Pick n Pay’s online platform has managed to stay in the black for a second year running, yet the pace of growth is beginning to feel the pressure of a market‑dominated rival. In the 52‑week period ending 1 March 2026 the retailer posted a 32.7% year‑on‑year increase in online turnover, with its refreshed asap! app, the Mr D offering on Takealot’s platform and the PnP Groceries service together delivering a 37.6% surge. The numbers signal that the revamp of its digital storefronts last year is still paying dividends, even as the climb slows compared with the previous cycle.
“The rollout of the next‑generation asap! app in April 2025 was a key enabler of new customer acquisition and retention,” explained Sean Summers, Pick n Pay CEO, highlighting the introduction of Smart Shopper rewards, richer value‑added services and a more intuitive user experience. He added that the platform now lets shoppers schedule deliveries and pick their preferred fulfilment store, a flexibility that has helped keep the online unit profitable for two consecutive years.
Despite the upbeat headline, the growth rate has slipped from the 44.6% recorded a year earlier. Interim figures already hinted at the slowdown, showing 34.4% online turnover growth in the six months to 31 August 2025. The retailer, like most South African chains, continues to report only percentage changes for its e‑commerce metrics, withholding absolute rand figures for revenue or profit. By contrast, rival Checkers Sixty60 disclosed a R11.9‑billion turnover for the six months to 28 December 2025, a 34.6% rise that now accounts for 10.3% of Shoprite’s South African supermarket revenue.
Pick n Pay online growth versus Sixty60 scale
| Metric | Pick n Pay (asap! & partners) | Checkers Sixty60 |
|---|---|---|
| Stores feeding online orders | 620+ (net +20 since 2025) | ~875 |
| Active delivery drivers | 2 500+ | ~10 000 (Pingo) |
| Cumulative orders processed | Not disclosed | 100 million+ |
| Online turnover growth (YoY) | 32.7% (full year) | 34.6% (six‑month) |
| Profitability status | Profitable (2nd year) | Profitable (unspecified) |
The table makes clear that Sixty60 is operating on a markedly larger footprint, with almost three times the driver network and a broader store base.
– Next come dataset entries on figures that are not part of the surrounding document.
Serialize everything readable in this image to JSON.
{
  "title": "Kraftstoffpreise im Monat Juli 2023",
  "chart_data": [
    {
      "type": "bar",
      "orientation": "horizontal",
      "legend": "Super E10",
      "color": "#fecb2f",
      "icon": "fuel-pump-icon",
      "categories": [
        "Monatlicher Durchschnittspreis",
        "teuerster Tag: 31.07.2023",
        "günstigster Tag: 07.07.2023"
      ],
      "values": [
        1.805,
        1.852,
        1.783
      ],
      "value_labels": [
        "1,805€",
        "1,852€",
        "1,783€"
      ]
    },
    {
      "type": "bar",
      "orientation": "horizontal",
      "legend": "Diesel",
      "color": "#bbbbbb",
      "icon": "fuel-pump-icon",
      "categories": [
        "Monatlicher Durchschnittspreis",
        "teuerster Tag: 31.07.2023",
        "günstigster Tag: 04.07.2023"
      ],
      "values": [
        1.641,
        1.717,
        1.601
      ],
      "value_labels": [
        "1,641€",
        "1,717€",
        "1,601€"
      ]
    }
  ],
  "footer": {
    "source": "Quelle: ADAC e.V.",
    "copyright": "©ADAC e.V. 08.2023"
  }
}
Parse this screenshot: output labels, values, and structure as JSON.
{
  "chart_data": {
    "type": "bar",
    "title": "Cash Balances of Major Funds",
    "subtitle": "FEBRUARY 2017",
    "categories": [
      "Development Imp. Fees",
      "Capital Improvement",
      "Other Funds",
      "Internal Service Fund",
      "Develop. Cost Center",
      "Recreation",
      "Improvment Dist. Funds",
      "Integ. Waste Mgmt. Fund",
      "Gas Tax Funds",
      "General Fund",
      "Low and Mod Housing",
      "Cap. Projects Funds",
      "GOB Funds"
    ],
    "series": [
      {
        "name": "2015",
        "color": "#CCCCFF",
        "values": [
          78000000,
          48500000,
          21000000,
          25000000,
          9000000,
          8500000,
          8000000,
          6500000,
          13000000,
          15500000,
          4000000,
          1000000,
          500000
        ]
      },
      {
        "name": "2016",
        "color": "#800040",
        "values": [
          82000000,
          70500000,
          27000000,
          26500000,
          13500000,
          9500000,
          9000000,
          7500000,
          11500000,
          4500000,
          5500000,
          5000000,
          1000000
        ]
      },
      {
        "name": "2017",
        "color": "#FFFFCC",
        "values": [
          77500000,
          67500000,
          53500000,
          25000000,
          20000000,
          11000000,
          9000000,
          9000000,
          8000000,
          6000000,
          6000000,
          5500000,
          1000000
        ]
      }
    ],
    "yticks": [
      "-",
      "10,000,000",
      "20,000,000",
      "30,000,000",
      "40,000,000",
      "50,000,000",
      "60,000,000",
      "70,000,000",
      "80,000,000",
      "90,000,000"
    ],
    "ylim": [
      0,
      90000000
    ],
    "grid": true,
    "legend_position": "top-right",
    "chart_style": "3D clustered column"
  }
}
While Pick n Pay’s growth remains healthy, the scale gap is widening, a fact that will likely shape strategic decisions in the months ahead.
Beyond the digital arena, the broader Pick n Pay group posted modest overall performance. Group turnover nudged up 1% year‑on‑year to R120.3 billion, translating to a 3.4% rise on a pro‑forma 52‑week basis after accounting for a 53‑week FY 2025. Trading profit, however, slipped 4.2% to R1.69 billion, and the company recorded a headline loss of R386 million, equating to R0.5258 per share.
In a bid to inject fresh capital into its turnaround plan, Pick n Pay finalised a R4.7 billion accelerated book‑build last week, divesting 12.5% of its stake in Boxer Retail and reducing its holding from 65.6% to 53.1%. The proceeds, combined with R2.4 billion of net cash already on the books, are earmarked for revitalising the retail segment and narrowing the digital divide with Sixty60.
The retailer’s strategy hinges on leveraging technology to boost efficiency and customer loyalty. The next‑gen asap! app now integrates clothing lines, nudging the platform toward a “super‑app” model that could capture more wallet share. Yet the slowdown in online growth suggests that simply adding features may not be enough; scale and execution remain decisive factors.
Overall, Pick n Pay’s online business is holding its profit line while navigating a tougher growth environment. The gap with Sixty60 is widening, and the upcoming capital infusion will test whether the group can convert digital upgrades into the market share needed to keep pace with South Africa’s e‑commerce front‑runners.